Когда Иосиф увидел, как внезапно понеслись санки с государем, он до смерти перепугался. Государь хотел отдыха, намеревался уединиться в своей чудовской келье, и вдруг – такая гонка. Что это? Не иначе как заговор. Его замыслили похитить, вывезти из Москвы и там убить. Или умчать в Литву к озлобленным врагам Православия.
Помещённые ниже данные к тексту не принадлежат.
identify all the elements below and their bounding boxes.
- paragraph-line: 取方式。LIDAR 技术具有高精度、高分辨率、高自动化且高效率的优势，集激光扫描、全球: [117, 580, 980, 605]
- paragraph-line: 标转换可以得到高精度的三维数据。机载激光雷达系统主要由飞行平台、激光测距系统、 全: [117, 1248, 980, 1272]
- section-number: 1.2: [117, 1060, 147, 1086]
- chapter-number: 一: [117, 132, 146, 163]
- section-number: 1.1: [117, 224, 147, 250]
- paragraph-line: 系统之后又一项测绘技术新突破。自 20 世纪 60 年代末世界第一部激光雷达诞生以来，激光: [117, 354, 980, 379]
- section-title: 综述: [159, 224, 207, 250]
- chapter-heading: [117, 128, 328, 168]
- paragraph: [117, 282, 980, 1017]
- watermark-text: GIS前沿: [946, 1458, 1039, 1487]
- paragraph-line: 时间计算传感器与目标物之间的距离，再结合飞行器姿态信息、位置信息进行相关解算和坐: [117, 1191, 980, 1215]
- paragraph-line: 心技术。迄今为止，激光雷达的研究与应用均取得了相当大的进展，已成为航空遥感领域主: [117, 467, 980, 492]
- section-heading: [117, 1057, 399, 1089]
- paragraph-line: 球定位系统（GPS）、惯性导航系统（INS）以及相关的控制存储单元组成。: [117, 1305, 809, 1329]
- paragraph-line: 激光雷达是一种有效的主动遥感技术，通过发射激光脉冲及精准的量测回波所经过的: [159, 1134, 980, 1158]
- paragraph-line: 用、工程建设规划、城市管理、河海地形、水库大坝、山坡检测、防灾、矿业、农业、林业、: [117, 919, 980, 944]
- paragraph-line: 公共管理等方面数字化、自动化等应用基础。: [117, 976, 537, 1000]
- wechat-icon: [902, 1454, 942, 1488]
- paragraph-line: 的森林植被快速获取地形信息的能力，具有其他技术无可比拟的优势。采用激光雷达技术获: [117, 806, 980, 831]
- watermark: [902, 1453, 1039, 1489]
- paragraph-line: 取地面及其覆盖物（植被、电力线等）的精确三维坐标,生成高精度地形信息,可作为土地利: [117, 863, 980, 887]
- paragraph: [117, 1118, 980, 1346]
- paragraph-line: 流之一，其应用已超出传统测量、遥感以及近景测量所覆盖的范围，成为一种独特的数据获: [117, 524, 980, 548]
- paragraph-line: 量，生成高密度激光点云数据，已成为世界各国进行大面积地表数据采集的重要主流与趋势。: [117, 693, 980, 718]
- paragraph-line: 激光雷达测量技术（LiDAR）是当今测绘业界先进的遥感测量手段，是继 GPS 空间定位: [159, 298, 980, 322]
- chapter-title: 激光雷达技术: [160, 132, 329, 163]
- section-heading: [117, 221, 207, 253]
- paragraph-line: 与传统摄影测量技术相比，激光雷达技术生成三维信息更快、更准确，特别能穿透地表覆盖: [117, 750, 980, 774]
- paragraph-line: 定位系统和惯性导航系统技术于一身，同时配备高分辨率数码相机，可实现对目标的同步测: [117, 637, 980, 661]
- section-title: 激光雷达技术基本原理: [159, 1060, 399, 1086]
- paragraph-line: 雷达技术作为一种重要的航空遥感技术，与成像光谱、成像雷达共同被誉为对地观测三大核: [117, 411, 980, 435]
Или утопить в той самой Ердани, в которой он купался три недели назад… она, правда, уже успела затянуться ледком. А может быть, это Василий задумал избавиться от родителя, мешающего вольно распоряжаться в государстве? С Василия станется, в нём велика прыть, дюже неймётся ему самодержавствовать.
В общем, в душе у Иосифа всё оборвалось. И покуда кликали людей, покуда ловили убежавшие санки с государем, на сердце Волоцкого игумена было тоскливо и муторно. Он молился Богу, и Бог не попустил беззакония, вернул Москве великого князя Ивана живым и невредимым. Всё окончилось общим смехом – оказалось, Державный сам внезапно восхотел прокатиться с ветерочком, никакого заговора, никакого покушения, просто нечаянное великокняжеское баловство.
– Оно как подействовала на меня Кудыйкулова настойка! – похохатывал виновник переполоха. – Тако заставляла везти меня озорно, что чуть было из саней не вывалился ваш Державный.
– Тебе смешно, государю, – укоризненно ворчал на Ивана игумен Иосиф. – А мы тут ополоумели от испуга, мысля, что тебя постельничий с дворецким со света вывалить удумали.
– Нет, они молодцы, – улыбался Иван Васильевич. – Лихонько меня промчали. Выдать обоим по рублику!
– Ой! – воскликнул казначей Дмитрий Ховрин. – За что так много? Да я б кого хошь в сто раз дешевле нанял за такое катание.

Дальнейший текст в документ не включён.